Public school students in ninth through twelfth grades attend the Eastern Camden County Regional High School District, a limited-purpose, public regional school district that serves students at Eastern Regional High School from the constituent communities of Berlin Borough, Gibbsboro and Voorhees Township. As of the 2023–24 school year, the high school had an enrollment of 1,898 students and 144.8 classroom teachers (on an FTE basis), for a student–teacher ratio of 13.1:1.

==History==
In 1948, during de jure educational segregation in the United States, the district had a school for black children with an outdoor pump and restrooms and two indoor rooms. Noma Jensen of The Journal of Negro Education described the school as being "in bad physical conditions".

==Awards and recognition==
The New Jersey Alliance for Social, Emotional and Character Development (NJASECD) recognized Berlin Community School as 2012 New Jersey School of Character (NJSOC) - honorable mention.

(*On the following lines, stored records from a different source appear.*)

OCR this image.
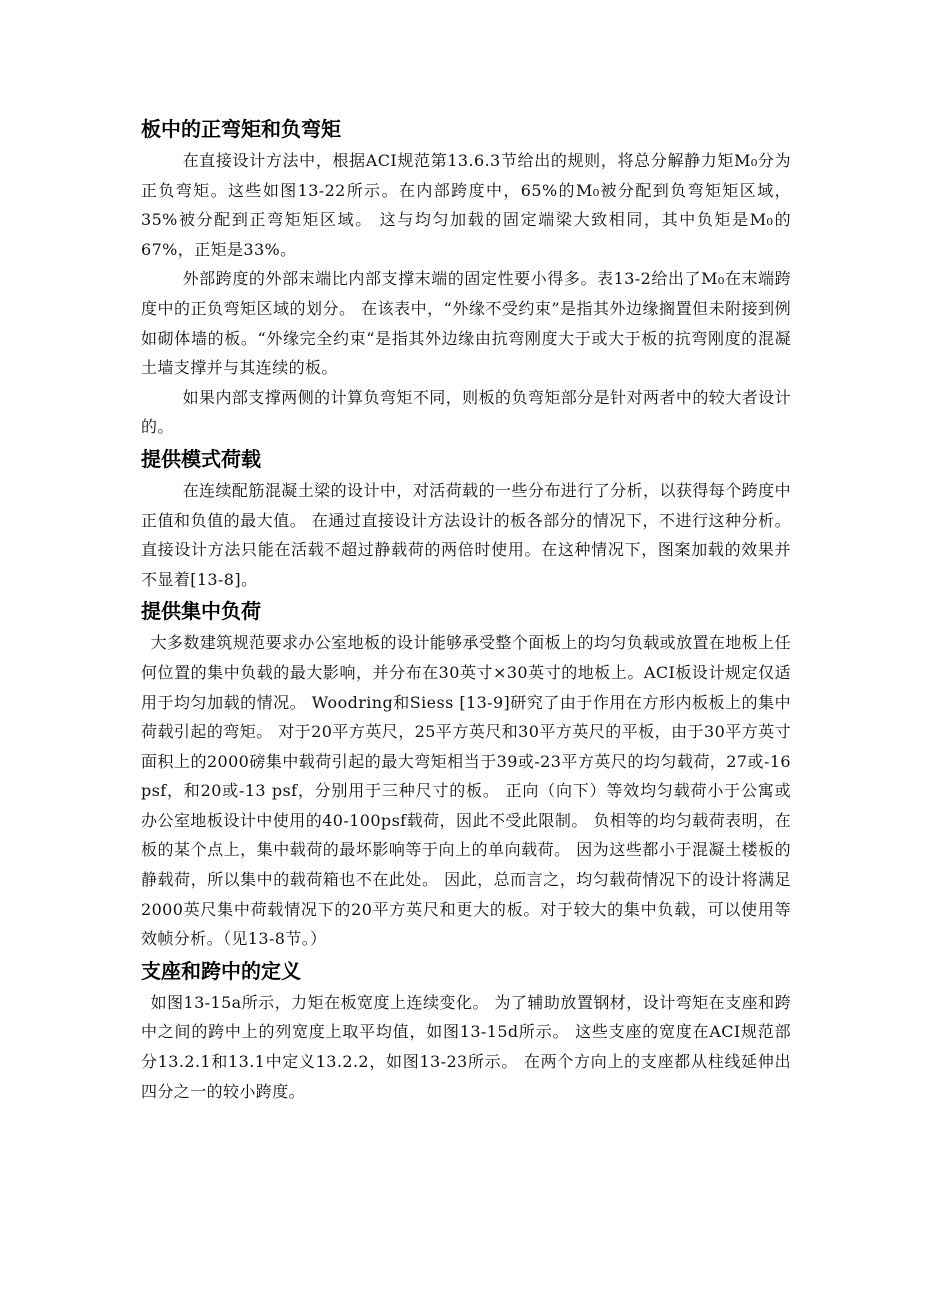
板中的正弯矩和负弯矩

在直接设计方法中，根据ACI规范第13.6.3节给出的规则，将总分解静力矩M₀分为正负弯矩。这些如图13-22所示。在内部跨度中，65%的M₀被分配到负弯矩矩区域，35%被分配到正弯矩矩区域。 这与均匀加载的固定端梁大致相同，其中负矩是M₀的67%，正矩是33%。

外部跨度的外部末端比内部支撑末端的固定性要小得多。表13-2给出了M₀在末端跨度中的正负弯矩区域的划分。 在该表中，“外缘不受约束”是指其外边缘搁置但未附接到例如砌体墙的板。“外缘完全约束“是指其外边缘由抗弯刚度大于或大于板的抗弯刚度的混凝土墙支撑并与其连续的板。

如果内部支撑两侧的计算负弯矩不同，则板的负弯矩部分是针对两者中的较大者设计的。

提供模式荷载

在连续配筋混凝土梁的设计中，对活荷载的一些分布进行了分析，以获得每个跨度中正值和负值的最大值。 在通过直接设计方法设计的板各部分的情况下，不进行这种分析。 直接设计方法只能在活载不超过静载荷的两倍时使用。在这种情况下，图案加载的效果并不显着[13-8]。

提供集中负荷

大多数建筑规范要求办公室地板的设计能够承受整个面板上的均匀负载或放置在地板上任何位置的集中负载的最大影响，并分布在30英寸×30英寸的地板上。ACI板设计规定仅适用于均匀加载的情况。 Woodring和Siess [13-9]研究了由于作用在方形内板板上的集中荷载引起的弯矩。 对于20平方英尺，25平方英尺和30平方英尺的平板，由于30平方英寸面积上的2000磅集中载荷引起的最大弯矩相当于39或-23平方英尺的均匀载荷，27或-16 psf，和20或-13 psf，分别用于三种尺寸的板。 正向（向下）等效均匀载荷小于公寓或办公室地板设计中使用的40-100psf载荷，因此不受此限制。 负相等的均匀载荷表明，在板的某个点上，集中载荷的最坏影响等于向上的单向载荷。 因为这些都小于混凝土楼板的静载荷，所以集中的载荷箱也不在此处。 因此，总而言之，均匀载荷情况下的设计将满足2000英尺集中荷载情况下的20平方英尺和更大的板。对于较大的集中负载，可以使用等效帧分析。（见13-8节。）

支座和跨中的定义

如图13-15a所示，力矩在板宽度上连续变化。 为了辅助放置钢材，设计弯矩在支座和跨中之间的跨中上的列宽度上取平均值，如图13-15d所示。 这些支座的宽度在ACI规范部分13.2.1和13.1中定义13.2.2，如图13-23所示。 在两个方向上的支座都从柱线延伸出四分之一的较小跨度。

The district was selected as one of the top "100 Best Communities for Music Education in America 2005" by the American Music Conference.

==Schools==
Berlin Community School serves grades PreK-8 and had a total of 840 students in grades PreK-8 as of the 2023–24 school year.
- Lindsay Hickman, elementary school principal
- Therese Bonmati, middle school principal

==Administration==
Core members of the district's administration are:
- Brenda Harring, interim superintendent
- Donna DiLapo, business administrator and board secretary

==Board of education==
The district's board of education is comprised of nine members who set policy and oversee the fiscal and educational operation of the district through its administration. As a Type II school district, the board's trustees are elected directly by voters to serve three-year terms of office on a staggered basis, with three seats up for election each year held (since 2012) as part of the November general election. The board appoints a superintendent to oversee the district's day-to-day operations and a business administrator to supervise the business functions of the district.